Thank you OP for this very good and nice text!
I often do my best to make people aware of the topic, which really goes to the core of our "being here". I’ve studied philosophy and science for many years, and have been practicing spirituality for decades (with the term spirituality I don’t mean metaphysics, esoteric teachings, or any of that nonsense. To me, spirituality is the most stringent, and also the most empirical, science there is). I am also a professional musician and a professional sound engineer.
I would say that an approach increases its value insofar as you know the limits of that approach. And the limits include unquestioned assumptions, world views etc.
Each and every approach is a choice, an exclusion, a decision. This starts long before you make a measurement etc.
If you measure, and know exactly what the limitations of that measurement are - including the whole approach, the hypothesis that stands behind it, your world view, etc. -, then your measurement gives you valuable data. If you don’t know the limitations, or see them incorrectly, or expand them inappropriately in your imagination, your measurement is becoming less and less meaningful.

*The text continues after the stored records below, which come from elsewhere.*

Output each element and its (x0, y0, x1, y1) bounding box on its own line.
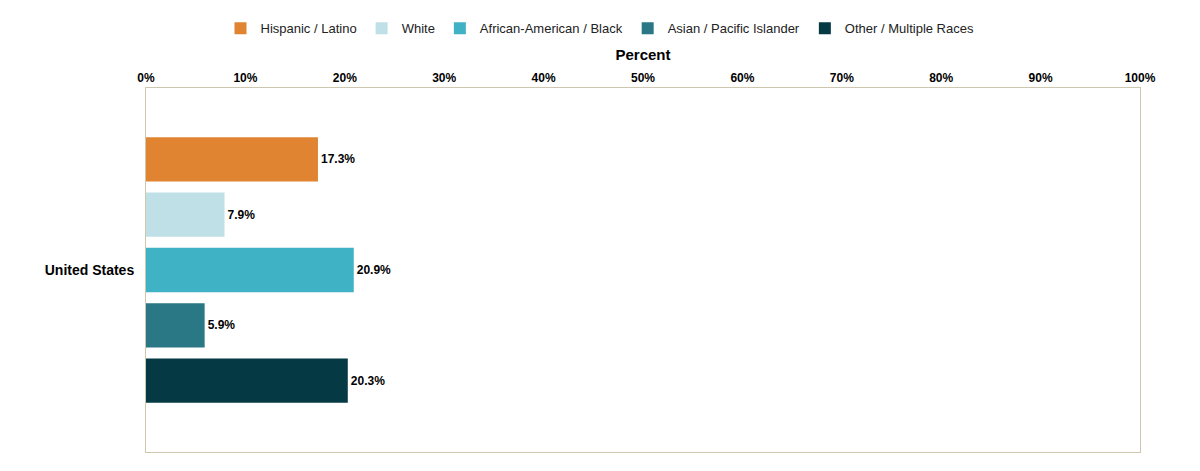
svg-text:30%: 30% (432, 71, 456, 85)
svg-text:20.9%: 20.9% (357, 263, 391, 277)
svg-text:White: White (402, 21, 435, 36)
svg-text:20%: 20% (333, 71, 357, 85)
svg-text:90%: 90% (1029, 71, 1053, 85)
svg-text:Percent: Percent (615, 46, 670, 63)
svg-text:50%: 50% (631, 71, 655, 85)
svg-text:7.9%: 7.9% (228, 208, 256, 222)
svg-text:Other / Multiple Races: Other / Multiple Races (845, 21, 974, 36)
svg-text:17.3%: 17.3% (321, 152, 355, 166)
svg-text:African-American / Black: African-American / Black (480, 21, 623, 36)
svg-text:0%: 0% (137, 71, 155, 85)
svg-text:70%: 70% (830, 71, 854, 85)
svg-text:5.9%: 5.9% (208, 318, 236, 332)
svg-text:20.3%: 20.3% (351, 374, 385, 388)
svg-text:40%: 40% (532, 71, 556, 85)
svg-text:10%: 10% (233, 71, 257, 85)
svg-text:100%: 100% (1125, 71, 1156, 85)
svg-text:Hispanic / Latino: Hispanic / Latino (261, 21, 357, 36)
svg-text:80%: 80% (929, 71, 953, 85)
svg-text:60%: 60% (730, 71, 754, 85)
svg-text:United States: United States (45, 262, 135, 278)
svg-text:Asian / Pacific Islander: Asian / Pacific Islander (668, 21, 800, 36)
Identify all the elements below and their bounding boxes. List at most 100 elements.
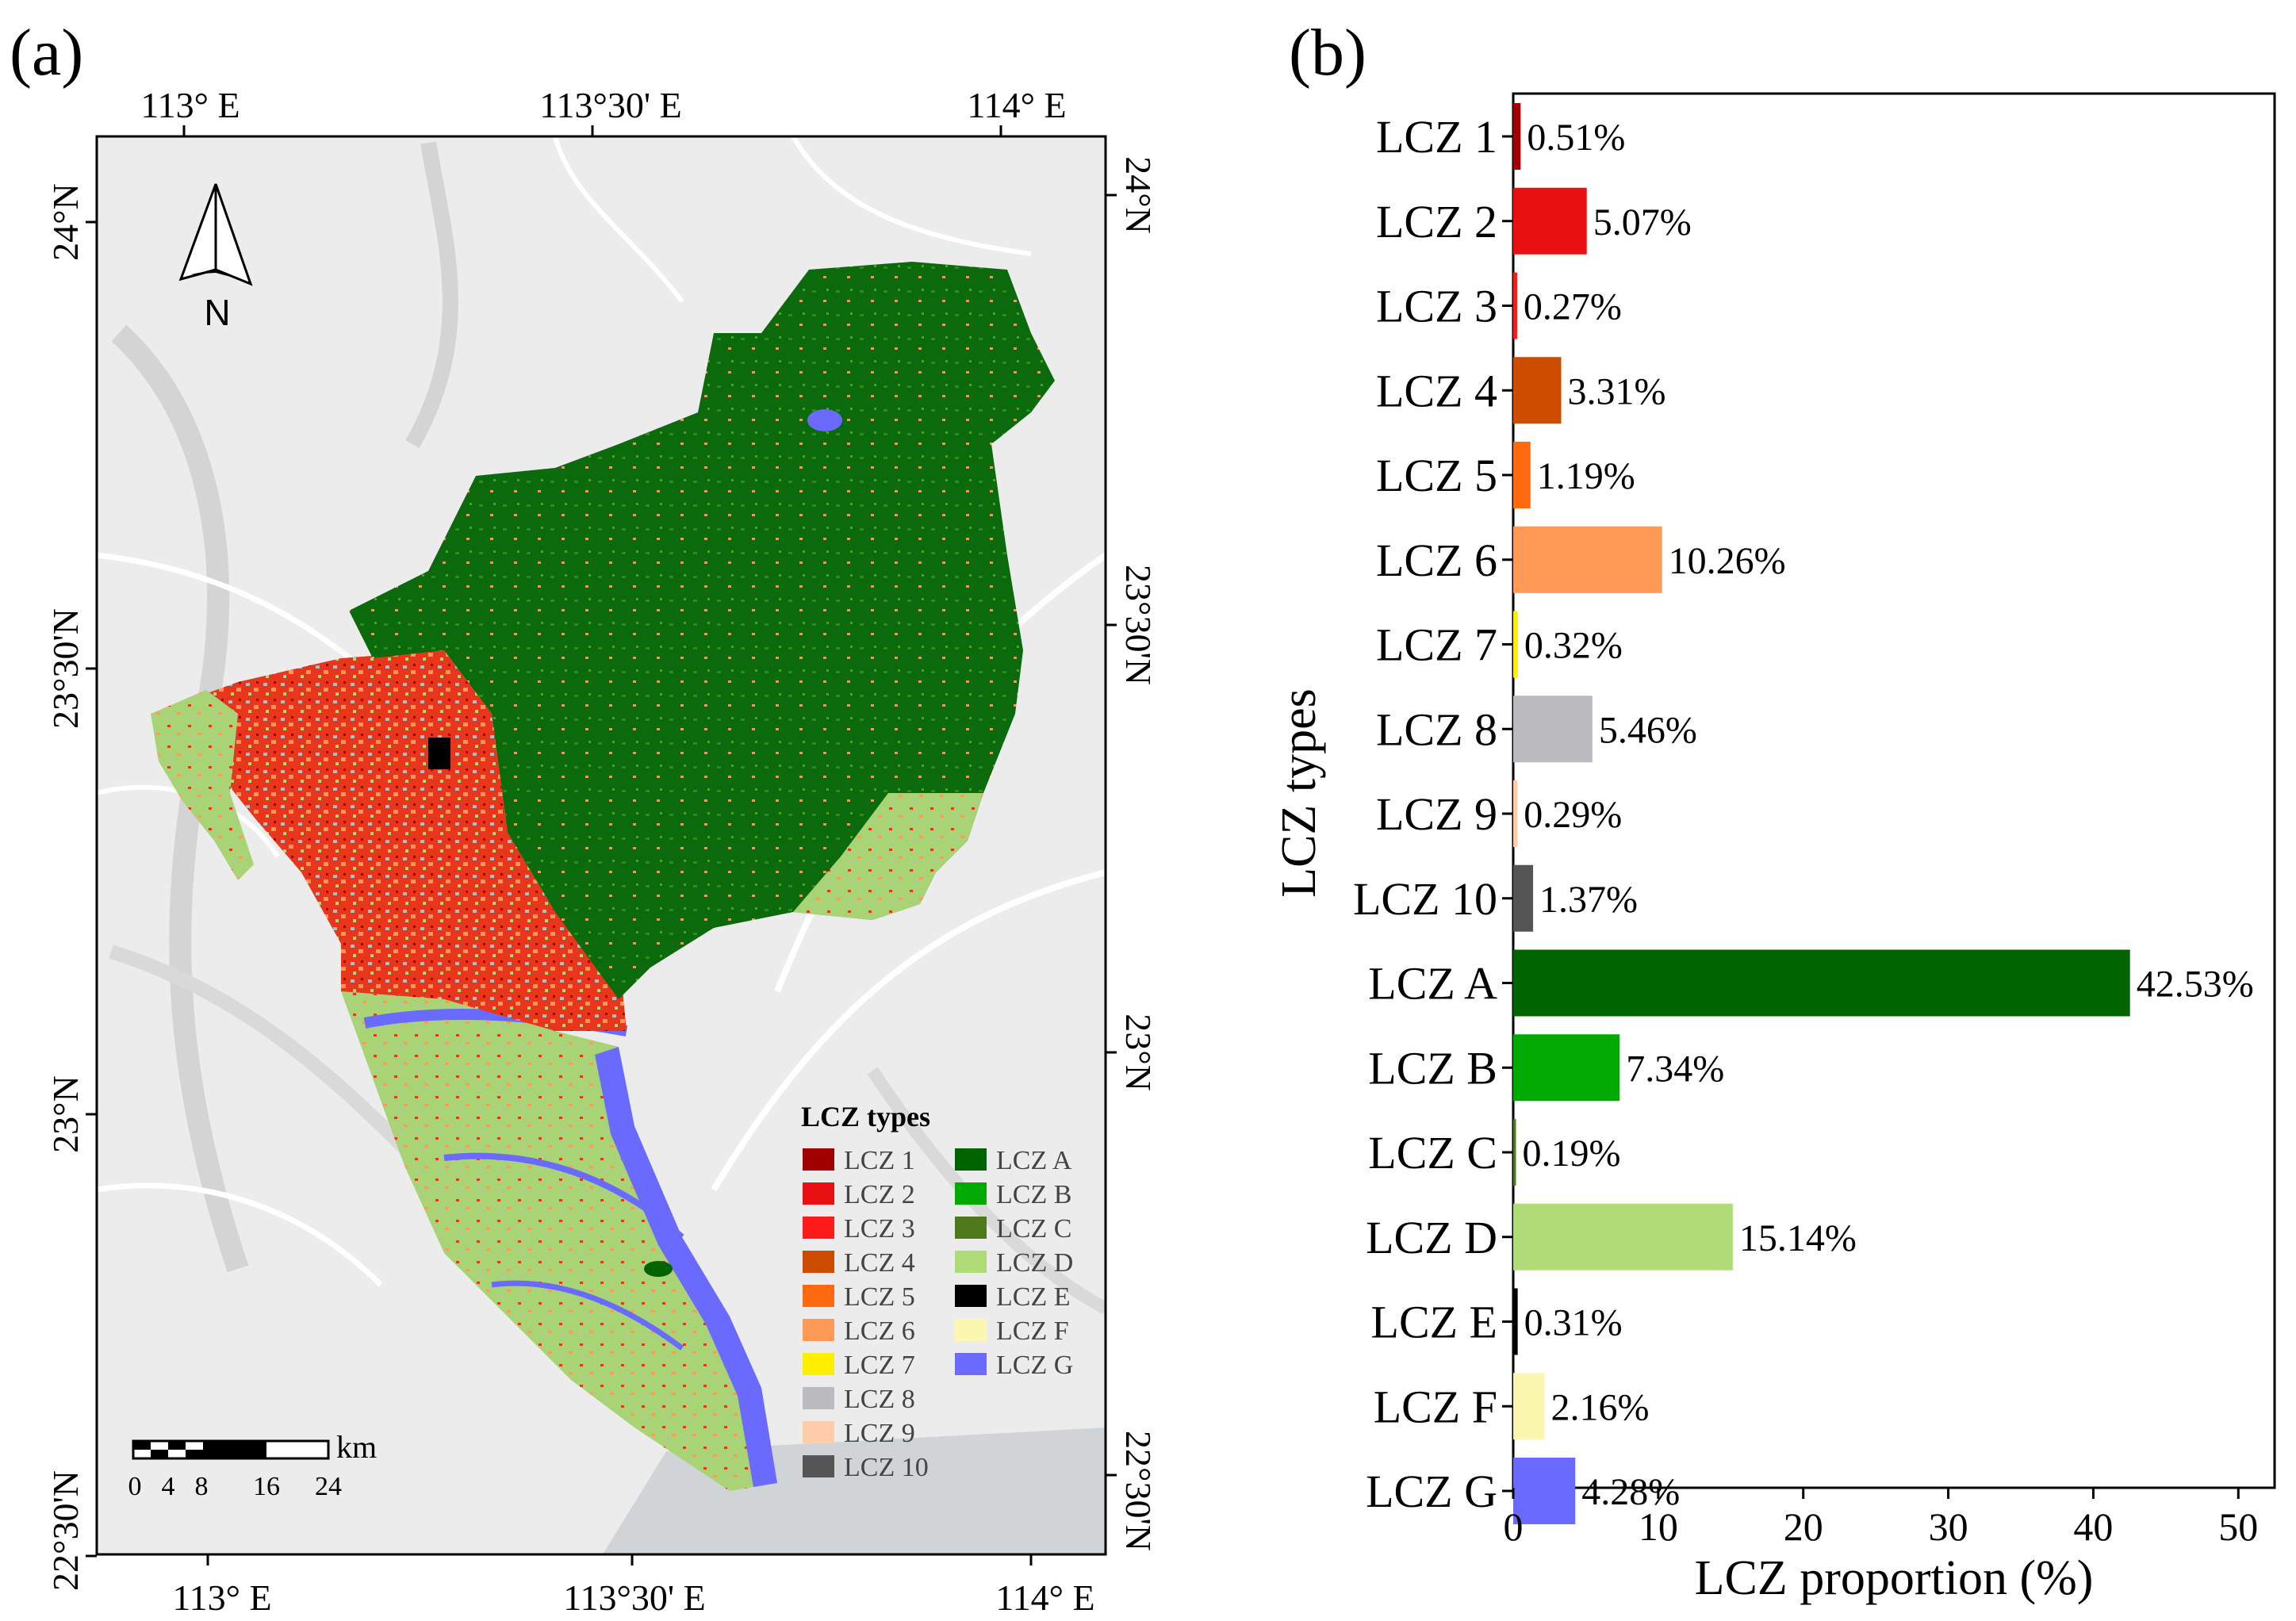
- y-axis-label: LCZ types: [1272, 688, 1326, 897]
- y-tick-label: LCZ B: [1368, 1042, 1497, 1094]
- bar-value-label: 2.16%: [1550, 1386, 1649, 1428]
- bar-value-label: 15.14%: [1739, 1217, 1857, 1259]
- lon-label-top-2: 113°30' E: [539, 85, 682, 125]
- bar: [1513, 1373, 1545, 1440]
- map-legend-label: LCZ B: [996, 1180, 1071, 1209]
- map-legend-title: LCZ types: [801, 1101, 930, 1132]
- y-tick-label: LCZ 1: [1376, 111, 1497, 163]
- x-tick-label: 40: [2073, 1504, 2113, 1549]
- x-tick-label: 0: [1504, 1504, 1524, 1549]
- scale-bar: km 0 4 8 16 24: [128, 1429, 378, 1501]
- lon-label-top-1: 113° E: [140, 85, 240, 125]
- scale-tick-16: 16: [253, 1472, 280, 1501]
- map-legend-label: LCZ 6: [844, 1316, 915, 1346]
- y-tick-label: LCZ E: [1371, 1297, 1497, 1348]
- map-legend-swatch: [803, 1421, 834, 1443]
- map-frame-ticks: [86, 125, 1117, 1565]
- y-tick-label: LCZ 3: [1376, 281, 1497, 332]
- bar: [1513, 526, 1662, 593]
- bar: [1513, 1458, 1576, 1524]
- lon-label-bottom-3: 114° E: [995, 1577, 1094, 1618]
- lat-label-left-4: 22°30'N: [45, 1470, 86, 1591]
- lat-label-left-3: 23°N: [45, 1075, 86, 1153]
- bar-value-label: 1.19%: [1537, 455, 1635, 497]
- bar: [1513, 611, 1518, 678]
- map-legend-swatch: [803, 1251, 834, 1273]
- y-tick-label: LCZ A: [1368, 958, 1497, 1010]
- bar: [1513, 357, 1562, 424]
- map-legend-swatch: [955, 1182, 987, 1205]
- y-tick-label: LCZ 8: [1376, 703, 1497, 755]
- x-axis: 0 10 20 30 40 50: [1504, 1488, 2258, 1549]
- north-label: N: [204, 292, 230, 333]
- north-arrow-icon: N: [178, 183, 253, 333]
- map-legend-swatch: [803, 1148, 834, 1171]
- bar-value-label: 1.37%: [1539, 879, 1638, 921]
- x-tick-label: 30: [1929, 1504, 1968, 1549]
- scale-unit: km: [336, 1429, 377, 1465]
- bar: [1513, 442, 1531, 508]
- scale-tick-4: 4: [162, 1472, 175, 1501]
- map-legend-label: LCZ E: [996, 1282, 1070, 1312]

Good scientists are aware of that. Many of the great scientist went deeply into epistemology. For clear reasons.
And yes, you can prove that a lot of the concepts with which we approach the world cannot be true. And this isn’t something "subjective", this is strong science, logic, reason etc. Many (most, if not all) philosophers failed in that regard. Kant’s "Ding an sich" is absurd, but a correct outcome of his approach (which *could* mean that the whole approach is incorrect). Descarte’s "prove" of an outside world is hilarious, but very revealing. They took the mind to its limits, and failed there. Seeing how and why they failed is very illuminating. It tells us a lot about the mind and its inherent limitations.
Hegel critizised a lot of the mind’s approach, in a very good manner. His deconstruction of the approach "a thing is a bundle of characteristics" for example is marvellous, and very appropriate. A thing cannot be constituted of properties, and cannot be recognized through properties. Hegel’s analysis is stringent, rational and correct.
Good scientists are aware of the strong and profound limitations of the scientific approach. Unfortunately, a lot of people who use science to fortify their mind and their assumptions are not.
And to return to my first statement: If you know the limitations of an approach, you can make good use of the approach. If you don’t know the limitations, or misjudge them, you are out in phantasy land. And it is not possible to recognize the limitations of a system from inside that very system (Goedel).
Subject and object are not two. Which also means that you can’t keep the opposition between them, but choose only one of them. If you do so, you’re again out in phantasy land.